Some of the bird reserves I have been to feed the birds with bird seed. Then, they have benches near-by for people to sit and watch.  Although this is okay, it isn't birds in their natural habitat which more purest birdwatchers want to see. Be that as it may, it does attract a wide variety of birds depending on what type of seeds are provided. If you live in an area which gets snow, feeding the birds is something which could be saving them as food is scarce at that time of year for them.  

How to attract birdwatchers

Ok so you have your birds and hides but how do you get people to pay you money to come and see them? 
Advertising doesn't have to be expensive, in fact some of it may be free.
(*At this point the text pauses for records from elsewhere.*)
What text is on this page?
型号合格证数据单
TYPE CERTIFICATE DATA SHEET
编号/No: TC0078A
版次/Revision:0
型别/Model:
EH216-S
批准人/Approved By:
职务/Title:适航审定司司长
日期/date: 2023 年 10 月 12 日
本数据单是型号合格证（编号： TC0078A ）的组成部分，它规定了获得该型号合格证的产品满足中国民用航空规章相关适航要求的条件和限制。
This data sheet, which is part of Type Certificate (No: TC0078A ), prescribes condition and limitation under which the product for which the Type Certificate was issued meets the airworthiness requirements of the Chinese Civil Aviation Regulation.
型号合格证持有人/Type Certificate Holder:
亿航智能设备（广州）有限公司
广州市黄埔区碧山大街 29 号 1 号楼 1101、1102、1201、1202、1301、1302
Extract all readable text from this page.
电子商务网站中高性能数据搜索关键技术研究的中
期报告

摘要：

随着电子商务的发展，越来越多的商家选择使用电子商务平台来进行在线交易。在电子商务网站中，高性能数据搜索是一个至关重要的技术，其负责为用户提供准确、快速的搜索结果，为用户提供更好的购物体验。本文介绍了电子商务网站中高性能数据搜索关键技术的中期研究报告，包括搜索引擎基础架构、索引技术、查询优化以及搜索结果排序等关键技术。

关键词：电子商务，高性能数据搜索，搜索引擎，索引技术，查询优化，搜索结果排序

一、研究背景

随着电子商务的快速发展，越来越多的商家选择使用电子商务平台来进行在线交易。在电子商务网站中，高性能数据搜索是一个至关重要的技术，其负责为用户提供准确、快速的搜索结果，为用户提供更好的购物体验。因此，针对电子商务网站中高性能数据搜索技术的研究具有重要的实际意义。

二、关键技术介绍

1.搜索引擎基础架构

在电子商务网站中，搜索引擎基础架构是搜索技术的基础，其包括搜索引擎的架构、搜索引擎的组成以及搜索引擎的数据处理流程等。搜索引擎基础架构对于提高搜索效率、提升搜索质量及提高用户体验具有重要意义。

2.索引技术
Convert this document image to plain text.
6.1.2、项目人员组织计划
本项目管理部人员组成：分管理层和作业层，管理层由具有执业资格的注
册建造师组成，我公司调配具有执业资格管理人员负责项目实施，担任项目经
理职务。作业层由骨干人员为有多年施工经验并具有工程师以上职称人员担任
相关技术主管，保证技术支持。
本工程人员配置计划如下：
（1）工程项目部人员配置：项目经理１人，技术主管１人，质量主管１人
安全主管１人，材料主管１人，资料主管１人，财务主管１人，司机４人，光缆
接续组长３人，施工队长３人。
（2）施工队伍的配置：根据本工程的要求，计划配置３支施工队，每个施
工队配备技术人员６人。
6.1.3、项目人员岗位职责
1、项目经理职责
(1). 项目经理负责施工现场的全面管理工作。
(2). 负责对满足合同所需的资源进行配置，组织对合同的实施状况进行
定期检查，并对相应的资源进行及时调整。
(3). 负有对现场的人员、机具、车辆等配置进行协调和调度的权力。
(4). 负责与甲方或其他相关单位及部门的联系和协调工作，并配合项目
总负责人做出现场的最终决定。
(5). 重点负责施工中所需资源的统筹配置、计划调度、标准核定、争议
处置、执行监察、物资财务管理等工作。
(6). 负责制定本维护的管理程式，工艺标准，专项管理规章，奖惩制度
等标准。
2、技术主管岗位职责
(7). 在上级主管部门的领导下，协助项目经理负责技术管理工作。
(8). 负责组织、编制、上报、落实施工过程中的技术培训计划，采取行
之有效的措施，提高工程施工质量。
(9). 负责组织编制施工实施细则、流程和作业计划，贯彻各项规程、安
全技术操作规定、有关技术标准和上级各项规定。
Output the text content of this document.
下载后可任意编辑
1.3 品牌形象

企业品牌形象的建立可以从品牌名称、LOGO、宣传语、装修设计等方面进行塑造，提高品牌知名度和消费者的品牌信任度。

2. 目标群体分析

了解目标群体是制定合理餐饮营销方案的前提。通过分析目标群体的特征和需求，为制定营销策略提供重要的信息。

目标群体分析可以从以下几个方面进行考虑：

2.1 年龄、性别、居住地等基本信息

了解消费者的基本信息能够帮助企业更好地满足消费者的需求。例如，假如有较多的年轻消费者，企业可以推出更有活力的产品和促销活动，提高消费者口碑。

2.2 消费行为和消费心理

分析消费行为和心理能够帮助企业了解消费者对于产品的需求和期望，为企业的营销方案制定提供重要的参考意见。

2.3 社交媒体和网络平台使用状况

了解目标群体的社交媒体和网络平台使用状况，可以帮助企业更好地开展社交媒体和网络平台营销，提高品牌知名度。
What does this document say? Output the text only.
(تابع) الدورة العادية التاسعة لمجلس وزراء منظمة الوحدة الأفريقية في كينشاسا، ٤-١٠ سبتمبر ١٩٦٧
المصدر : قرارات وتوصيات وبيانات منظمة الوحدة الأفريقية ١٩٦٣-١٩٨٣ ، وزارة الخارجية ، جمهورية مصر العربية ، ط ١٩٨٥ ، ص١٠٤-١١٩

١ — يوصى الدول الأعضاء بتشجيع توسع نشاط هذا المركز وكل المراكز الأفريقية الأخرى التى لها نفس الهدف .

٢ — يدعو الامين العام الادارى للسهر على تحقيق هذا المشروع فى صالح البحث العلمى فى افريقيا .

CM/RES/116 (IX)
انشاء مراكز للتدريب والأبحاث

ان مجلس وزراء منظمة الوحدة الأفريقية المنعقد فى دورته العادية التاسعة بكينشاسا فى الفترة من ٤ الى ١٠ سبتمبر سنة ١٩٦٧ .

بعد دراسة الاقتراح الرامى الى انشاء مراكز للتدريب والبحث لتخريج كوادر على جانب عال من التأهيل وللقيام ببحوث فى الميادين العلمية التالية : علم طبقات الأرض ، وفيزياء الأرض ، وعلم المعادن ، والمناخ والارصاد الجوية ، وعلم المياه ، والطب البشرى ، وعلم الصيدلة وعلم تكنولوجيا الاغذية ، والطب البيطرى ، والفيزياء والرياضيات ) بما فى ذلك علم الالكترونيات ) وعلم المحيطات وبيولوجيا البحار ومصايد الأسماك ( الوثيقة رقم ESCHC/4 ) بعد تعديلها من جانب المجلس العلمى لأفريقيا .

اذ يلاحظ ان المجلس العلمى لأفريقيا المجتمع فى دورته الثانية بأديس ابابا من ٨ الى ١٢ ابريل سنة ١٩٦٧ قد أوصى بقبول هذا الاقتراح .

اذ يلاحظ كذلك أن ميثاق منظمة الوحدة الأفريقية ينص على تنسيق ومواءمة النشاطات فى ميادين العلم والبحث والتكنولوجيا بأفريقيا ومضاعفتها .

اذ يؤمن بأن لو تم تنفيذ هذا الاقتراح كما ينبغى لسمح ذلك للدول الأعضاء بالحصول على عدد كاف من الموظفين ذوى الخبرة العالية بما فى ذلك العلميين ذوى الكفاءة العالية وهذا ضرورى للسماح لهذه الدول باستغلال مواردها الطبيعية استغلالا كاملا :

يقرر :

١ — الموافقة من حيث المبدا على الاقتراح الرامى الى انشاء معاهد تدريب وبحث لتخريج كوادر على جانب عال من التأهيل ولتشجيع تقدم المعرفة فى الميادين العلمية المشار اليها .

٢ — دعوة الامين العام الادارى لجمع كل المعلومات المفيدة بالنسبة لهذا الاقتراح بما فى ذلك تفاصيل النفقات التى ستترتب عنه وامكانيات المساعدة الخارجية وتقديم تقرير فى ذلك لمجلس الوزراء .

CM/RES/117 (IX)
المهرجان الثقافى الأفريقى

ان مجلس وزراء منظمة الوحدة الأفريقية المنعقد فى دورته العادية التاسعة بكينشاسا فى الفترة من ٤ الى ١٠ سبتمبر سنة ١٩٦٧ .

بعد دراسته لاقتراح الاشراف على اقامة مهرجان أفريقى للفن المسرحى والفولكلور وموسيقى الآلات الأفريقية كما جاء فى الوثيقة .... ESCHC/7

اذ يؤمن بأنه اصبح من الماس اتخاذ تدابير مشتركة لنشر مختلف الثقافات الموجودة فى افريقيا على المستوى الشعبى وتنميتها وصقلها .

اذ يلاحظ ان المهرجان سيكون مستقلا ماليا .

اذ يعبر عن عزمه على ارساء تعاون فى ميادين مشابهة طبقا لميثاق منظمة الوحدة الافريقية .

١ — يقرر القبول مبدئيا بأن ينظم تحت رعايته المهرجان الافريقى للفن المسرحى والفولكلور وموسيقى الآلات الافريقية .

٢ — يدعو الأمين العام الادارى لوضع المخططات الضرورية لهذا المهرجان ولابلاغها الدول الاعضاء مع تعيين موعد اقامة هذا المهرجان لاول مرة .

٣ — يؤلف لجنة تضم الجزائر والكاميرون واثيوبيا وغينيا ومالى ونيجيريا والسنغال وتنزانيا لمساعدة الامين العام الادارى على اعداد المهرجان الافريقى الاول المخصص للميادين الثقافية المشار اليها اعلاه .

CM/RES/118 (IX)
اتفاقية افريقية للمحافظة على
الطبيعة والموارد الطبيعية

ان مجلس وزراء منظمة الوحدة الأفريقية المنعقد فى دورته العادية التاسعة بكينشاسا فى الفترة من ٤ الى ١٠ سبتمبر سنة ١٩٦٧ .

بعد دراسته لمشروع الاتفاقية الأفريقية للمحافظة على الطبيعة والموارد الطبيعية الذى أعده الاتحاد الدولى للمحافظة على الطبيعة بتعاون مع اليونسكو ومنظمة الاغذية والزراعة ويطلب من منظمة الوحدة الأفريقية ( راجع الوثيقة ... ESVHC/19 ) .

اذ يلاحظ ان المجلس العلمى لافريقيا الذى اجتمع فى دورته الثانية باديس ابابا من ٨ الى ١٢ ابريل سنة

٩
Put up notices in public places, you'll be surprised at just how many people there are who enjoy bird watching, especially if they don't have to travel far to see them. 

Beyond your local area, begin posting on forums about birds. Asking questions from more experience bird enthusiasts will get you and you homestead noticed. Mention the birds you have and what you are trying to do. Although some forums can have some real ''jerks" on them, steer clear of the trolls and keep your main objective in focus. That is using the forum as a place to advertise and get your small farm known as a great place to see birds. 

Go to your local schools and tell them what you are doing, they may add this to a field trip list. Once you peak the interest of kids, the adults are usually easy. 

Go to your library and explain what you are doing, get them on board and suggest giving a brief talk about birds and/or bird watching. 

Blog or Website
This will tie in nicely with other activities on your farm. If you don't have time for blogging daily, do a weekly round up of activities related to the birds seen during the week. 

These are methods to get your farm found but how do you make money from them. 

Good question.

People will pay to enter. This can be a daily, monthly or yearly fee. Having a small area, even if it is just a kiosk serving refreshments is a good idea with a few picnic tables or somewhere for them to sit. 
If you can provide accommodation, bird watchers are easy to please guests as they just want to see birds. 

If you have any unusual birds or any which are in reduced numbers, you are likely to get a good turnout of people. 
It is a sustainable business which you can grow with little capital but a willingness to learn and promote.  



    If you have a small farm or homestead, you're probably looking for ways to make more money from it. This is exactly what our goal is, to give you ideas for you to try.